Well, i'm trying to get linux to install on a 404, and having no luck as it sees through the controller (i'm installing SUSE9.0 Pro, but i've had this problem with Mandrake/RH before). how did you get past this problem? if i can get past this, maybe i can try to recreate your scenario.

drkdiggler · 02-22-2004, 05:11 AM

Hey, I actually figured out the problem, but forgot to post back to the forum. It was the drivers, because I remember back to when I had Redhat 7.0 which didn't have the drivers built into the kernel and I didn't have these problems. After following the directions from Highpoint about disabling the drivers built into the kernel, and using their binaries, everything has been fine for the last 2 weeks. I haven't had a single problem with the file system <knocks on wood> and I even calculated MD5 sums for every file on the array and they haven't changed over that period either.
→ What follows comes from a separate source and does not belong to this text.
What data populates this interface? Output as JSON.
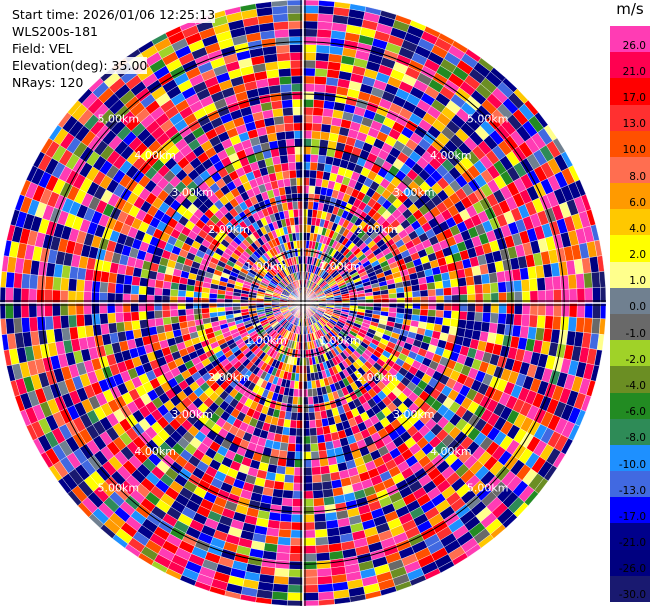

If you go to the Highpoint website http://www.highpoint-tech.com/ they have the instructions on how to install an OS to the controller.

Present · 02-22-2004, 03:05 PM

i'm just finishing an attempt to make a driver from the source provided for the 404, but from what several people have told me, the problem is likely with the controller. from what i hear, it is not a true hardware controller (Raid in my case), but passes off some of the responsibilities to software. it could be this loose definition of control that is leading to data problems (i've read/heard the same about many promise controllers).

one possible suggestion is to move the drive to an onboard controller, or try a controller that is truely hardware based and has native support (3ware was recommended to me on a different thread on this forum).

GL

Present · 02-22-2004, 08:22 PM

ahh, just went back and re-read your post and noticed you are using Software raid. I have seen several people with problems when Linux tries to write through the chip. I believe there is support for using the "quasi-onboard-raid" with RedHat for the Hpt374 at highpoints web-site, and that may resolve the corruption issue. Try this URL:

http://www.highpoint-tech.com/USA/brr404.htm

They have support all the way through RH9

may be quite a pain to switch stuff over. i'm personally looking at replacing my 404 as the linux support is quite sketchy. I just tried a slack installation about 5 ways and couldn't get it to work right. ahh well.

GL

Present · 02-23-2004, 08:39 PM

lol, i just reread your last post, and noticed you fixed the problem completely!!

good work. for some reason when i read the post before i thought you were having a problem with sums (guess i didn't read very closely).

you can disregard the last several posts (unless you begin to have problems again).